European Central Bank President Mario Draghi’s bond-buying proposal involves unlimited purchases of government debt that will be sterilised to assuage concerns about printing money, two central bank officials briefed on the plan said.
Under the blueprint, which may be called “Monetary Outright Transactions,” the ECB would refrain from setting a public cap on yields, according to the people, and a third official, who spoke on condition of anonymity. The plan will only focus on government bonds rather than a broader range of assets and will target short-dated maturities of up to about three years, two of the people said.
An ECB spokesman referred to an August 20 statement in which the Frankfurt-based central bank said it was misleading to report on decisions that haven’t been taken yet.
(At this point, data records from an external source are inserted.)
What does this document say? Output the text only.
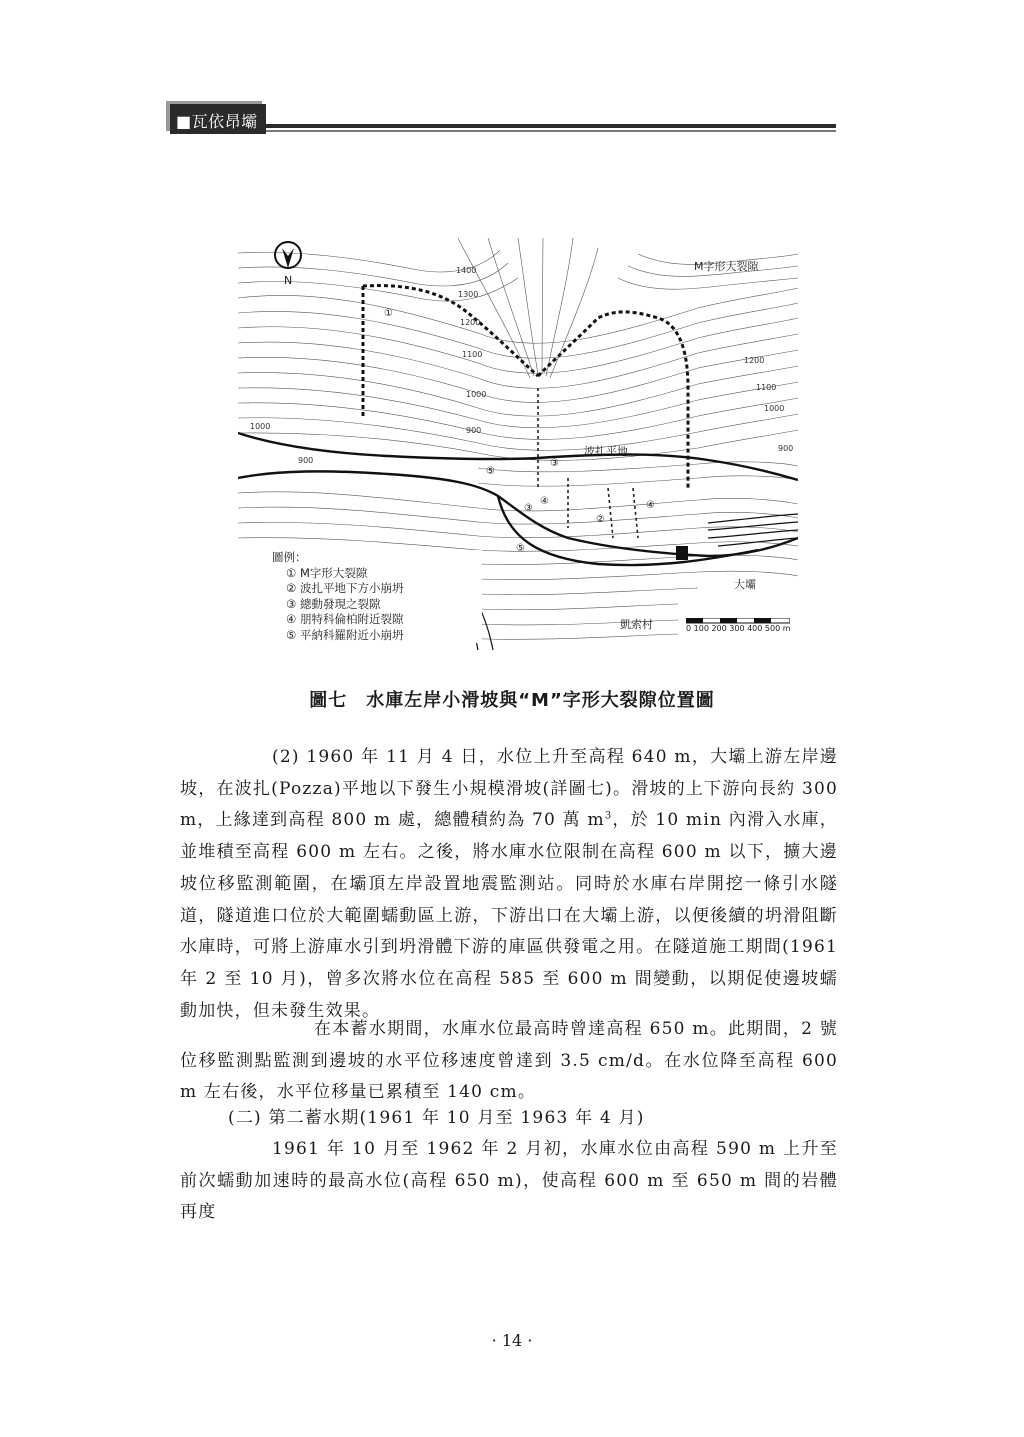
■瓦依昂壩
N
M字形大裂隙
波扎平地
大壩
凱索村
1400
1300
1200
1100
1000
900
1200
1100
1000
900
1000
900
①
⑤
③
③
④
⑤
②
④
圖例：
① M字形大裂隙
② 波扎平地下方小崩坍
③ 總動發現之裂隙
④ 朋特科倫柏附近裂隙
⑤ 平納科羅附近小崩坍	0 100 200 300 400 500 m
圖七　水庫左岸小滑坡與“M”字形大裂隙位置圖
(2) 1960 年 11 月 4 日，水位上升至高程 640 m，大壩上游左岸邊坡，在波扎(Pozza)平地以下發生小規模滑坡(詳圖七)。滑坡的上下游向長約 300 m，上緣達到高程 800 m 處，總體積約為 70 萬 $m^3$，於 10 min 內滑入水庫，並堆積至高程 600 m 左右。之後，將水庫水位限制在高程 600 m 以下，擴大邊坡位移監測範圍，在壩頂左岸設置地震監測站。同時於水庫右岸開挖一條引水隧道，隧道進口位於大範圍蠕動區上游，下游出口在大壩上游，以便後續的坍滑阻斷水庫時，可將上游庫水引到坍滑體下游的庫區供發電之用。在隧道施工期間(1961 年 2 至 10 月)，曾多次將水位在高程 585 至 600 m 間變動，以期促使邊坡蠕動加快，但未發生效果。
在本蓄水期間，水庫水位最高時曾達高程 650 m。此期間，2 號位移監測點監測到邊坡的水平位移速度曾達到 3.5 cm/d。在水位降至高程 600 m 左右後，水平位移量已累積至 140 cm。
(二) 第二蓄水期(1961 年 10 月至 1963 年 4 月)
1961 年 10 月至 1962 年 2 月初，水庫水位由高程 590 m 上升至前次蠕動加速時的最高水位(高程 650 m)，使高程 600 m 至 650 m 間的岩體再度
· 14 ·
Draghi told the European Parliament this week that the ECB needs to intervene in bond markets to wrest back control of interest rates in the fragmented Euro-area economy and ensure the survival of the common currency.
Policy makers will start deliberating on the plan later today and Draghi will announce whether it has been agreed to at a press conference tomorrow.
The officials said policy makers are likely to adopt the proposal, with Germany’s Bundesbank remaining the sole objector.
At the same time, one said Draghi’s relationship with Bundesbank President Jens Weidmann remains relaxed, and the two men only disagree on whether risks inherent in the bond plan are likely to materialise.
To sterilise the bond purchases, the ECB will remove from the system elsewhere the same amount of money it spends, ensuring the programme has a neutral impact on the money supply.
At the moment, the ECB mops up the impact of its mothballed bond-purchase program by offering banks weekly term deposits that currently return 0.01 per cent.
With the central bank’s deposit rate at zero and the Euro- area banking system currently awash in about euro 800 billion ($1 trillion) of excess liquidity, a larger bond programme may not present the ECB with a major obstacle.
While the ECB doesn’t expect to have to spend large sums of money on bonds, Draghi’s plan calls for no limits to be set, two of the officials said. The ECB also won’t have seniority on any bonds it buys, they said. No yield-spread targets or bands will be set publicly, they said. Two said targets won’t be set internally either and that interventions will be discretionary.
Draghi will stress conditionality of the programme tomorrow, with the ECB likely to stop buying the bonds of any government that fails to meet the conditions it agrees to when it signs up for aid from Europe’s rescue fund — a precondition for ECB action — two of the people said.
Another proposal is for the ECB to sell the bonds it has bought if a country doesn’t comply with the conditions, two of the officials said.